Identification of free radicals produced in rat erythrocytes exposed to hemolytic concentrations of phenylhydroxylamine

Previous studies have shown that incubation of rat red blood cells in vitro with phenylhydroxylamine (50–300 μM) induces rapid splenic sequestration of the red cells on reintroduction to isologous rats. EPR and the spin trapping agent, 5,5-dimethyl-l-pyrroline-N-oxide (DMPO), were utilized to determine if free radical species could be identified under these experimental conditions. Hemolytic concentrations of phenylhydroxylamine, in the presence of DMPO and 5–20% lysed or intact rat erythrocyte suspensions, gave rise to a four-line (1:2:2:1) EPR spectrum. No signal was obtained if phenylhydroxylamine, DMPO, or red cells was omitted. Comparison of the phenylhydroxylamine-induced signal with authentic hydroxyl radical- and GSH thiyl radical-DMPO standard adduct signals identified the phenylhydroxylamine-induced species as a GSH thiyl free radical. Removal of GSH from a red cell lysate abolished the GSH thiyl radical signal without the appearance of any other signal, while addition of exogenous GSH resulted in its return.

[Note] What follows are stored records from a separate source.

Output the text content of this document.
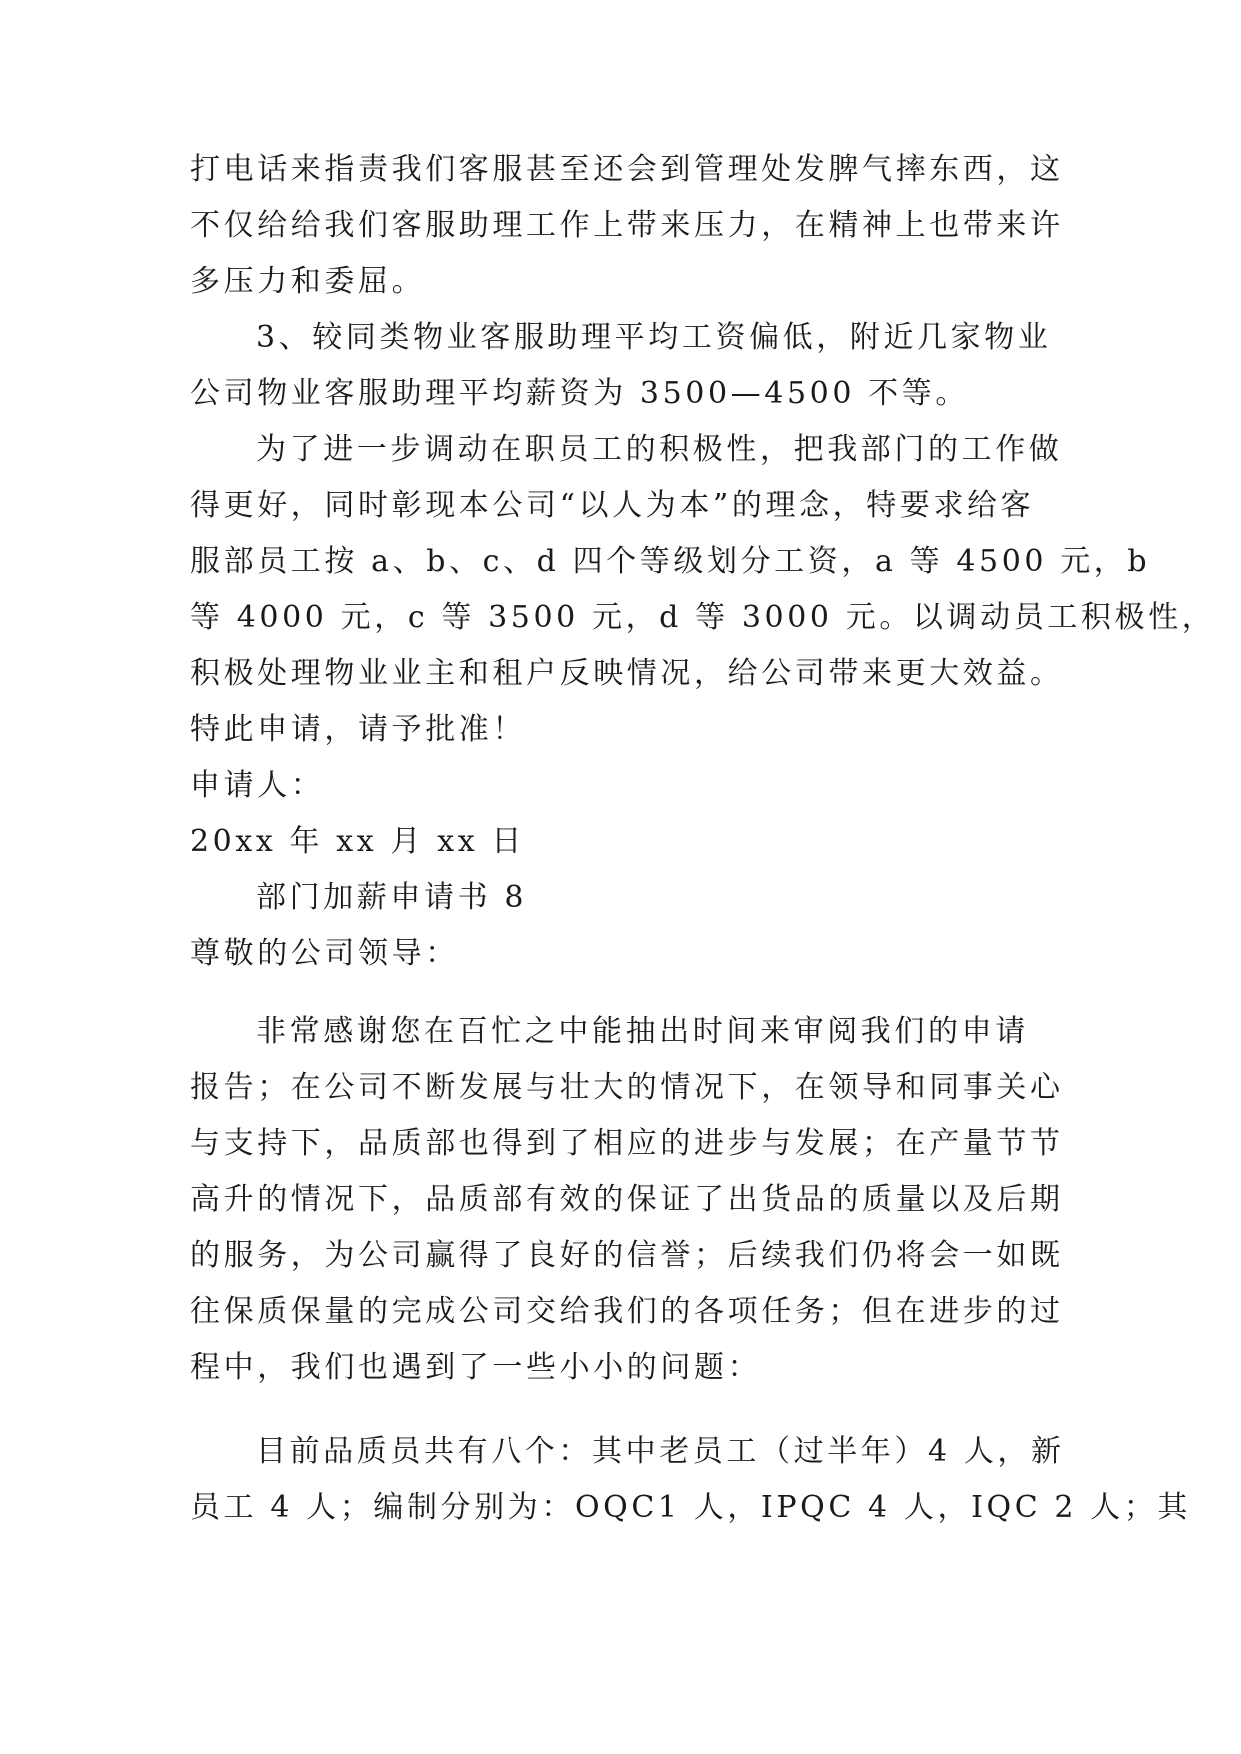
打电话来指责我们客服甚至还会到管理处发脾气摔东西，这
不仅给给我们客服助理工作上带来压力，在精神上也带来许
多压力和委屈。
3、较同类物业客服助理平均工资偏低，附近几家物业
公司物业客服助理平均薪资为 3500—4500 不等。
为了进一步调动在职员工的积极性，把我部门的工作做
得更好，同时彰现本公司“以人为本”的理念，特要求给客
服部员工按 a、b、c、d 四个等级划分工资，a 等 4500 元，b
等 4000 元，c 等 3500 元，d 等 3000 元。以调动员工积极性，
积极处理物业业主和租户反映情况，给公司带来更大效益。
特此申请，请予批准！
申请人：
20xx 年 xx 月 xx 日
部门加薪申请书 8
尊敬的公司领导：
非常感谢您在百忙之中能抽出时间来审阅我们的申请
报告；在公司不断发展与壮大的情况下，在领导和同事关心
与支持下，品质部也得到了相应的进步与发展；在产量节节
高升的情况下，品质部有效的保证了出货品的质量以及后期
的服务，为公司赢得了良好的信誉；后续我们仍将会一如既
往保质保量的完成公司交给我们的各项任务；但在进步的过
程中，我们也遇到了一些小小的问题：
目前品质员共有八个：其中老员工（过半年）4 人，新
员工 4 人；编制分别为：OQC1 人，IPQC 4 人，IQC 2 人；其
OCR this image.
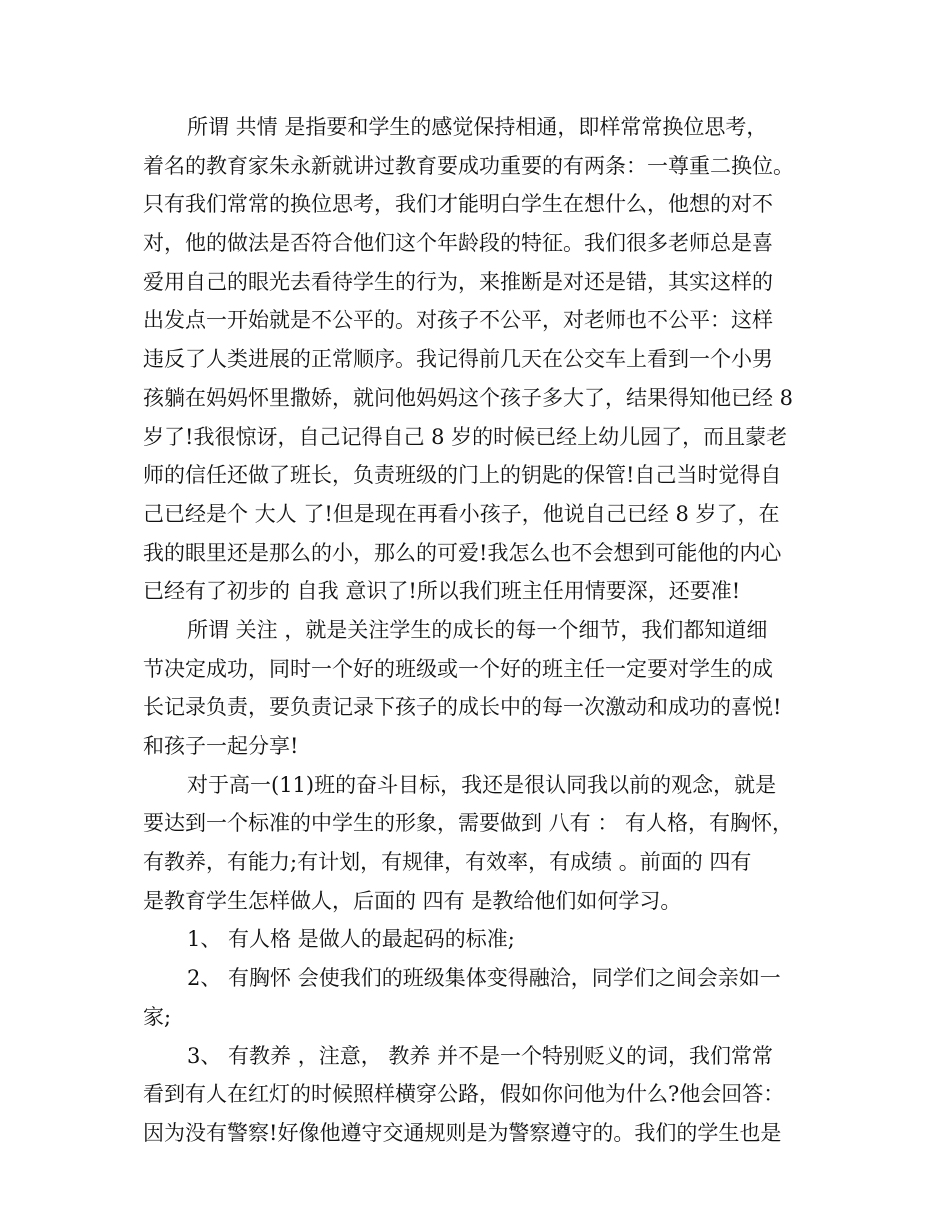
所谓 共情 是指要和学生的感觉保持相通，即样常常换位思考，
着名的教育家朱永新就讲过教育要成功重要的有两条：一尊重二换位。
只有我们常常的换位思考，我们才能明白学生在想什么，他想的对不
对，他的做法是否符合他们这个年龄段的特征。我们很多老师总是喜
爱用自己的眼光去看待学生的行为，来推断是对还是错，其实这样的
出发点一开始就是不公平的。对孩子不公平，对老师也不公平：这样
违反了人类进展的正常顺序。我记得前几天在公交车上看到一个小男
孩躺在妈妈怀里撒娇，就问他妈妈这个孩子多大了，结果得知他已经 8
岁了!我很惊讶，自己记得自己 8 岁的时候已经上幼儿园了，而且蒙老
师的信任还做了班长，负责班级的门上的钥匙的保管!自己当时觉得自
己已经是个 大人 了!但是现在再看小孩子，他说自己已经 8 岁了，在
我的眼里还是那么的小，那么的可爱!我怎么也不会想到可能他的内心
已经有了初步的 自我 意识了!所以我们班主任用情要深，还要准!
所谓 关注 ，就是关注学生的成长的每一个细节，我们都知道细
节决定成功，同时一个好的班级或一个好的班主任一定要对学生的成
长记录负责，要负责记录下孩子的成长中的每一次激动和成功的喜悦!
和孩子一起分享!
对于高一(11)班的奋斗目标，我还是很认同我以前的观念，就是
要达到一个标准的中学生的形象，需要做到 八有 ： 有人格，有胸怀，
有教养，有能力;有计划，有规律，有效率，有成绩 。前面的 四有
是教育学生怎样做人，后面的 四有 是教给他们如何学习。
1、 有人格 是做人的最起码的标准;
2、 有胸怀 会使我们的班级集体变得融洽，同学们之间会亲如一
家;
3、 有教养 ，注意， 教养 并不是一个特别贬义的词，我们常常
看到有人在红灯的时候照样横穿公路，假如你问他为什么?他会回答：
因为没有警察!好像他遵守交通规则是为警察遵守的。我们的学生也是
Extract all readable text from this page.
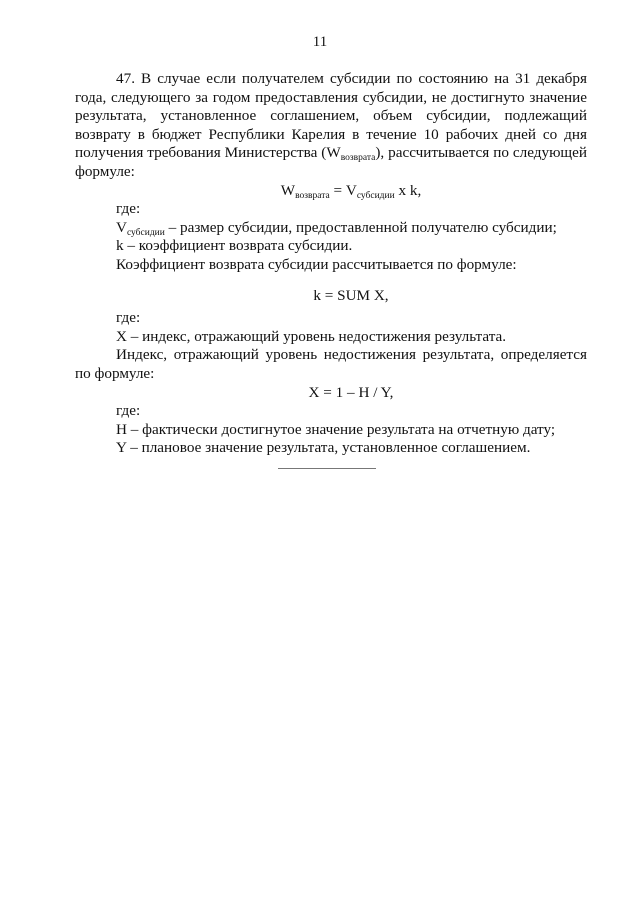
11

47. В случае если получателем субсидии по состоянию на 31 декабря года, следующего за годом предоставления субсидии, не достигнуто значение результата, установленное соглашением, объем субсидии, подлежащий возврату в бюджет Республики Карелия в течение 10 рабочих дней со дня получения требования Министерства $(W_{возврата})$, рассчитывается по следующей формуле:

$W_{возврата} = V_{субсидии}$ x k,

где:

$V_{субсидии}$ – размер субсидии, предоставленной получателю субсидии;

k – коэффициент возврата субсидии.

Коэффициент возврата субсидии рассчитывается по формуле:

k = SUM X,

где:

X – индекс, отражающий уровень недостижения результата.

Индекс, отражающий уровень недостижения результата, определяется по формуле:

X = 1 – H / Y,

где:

H – фактически достигнутое значение результата на отчетную дату;

Y – плановое значение результата, установленное соглашением.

When erythrocytes were exposed to concentrations of phenylhydroxylamine ≥ 200 μM, a time-dependent transition of the GSH thiyl radical signal to a hemoglobin thiyl radical signal was observed. The data are consistent with the postulate that thiyl radical species, generated from the interaction of phenylhydroxylamine and oxyhemoglobin, play a key role in the development of hemolytic injury to the rat red cell.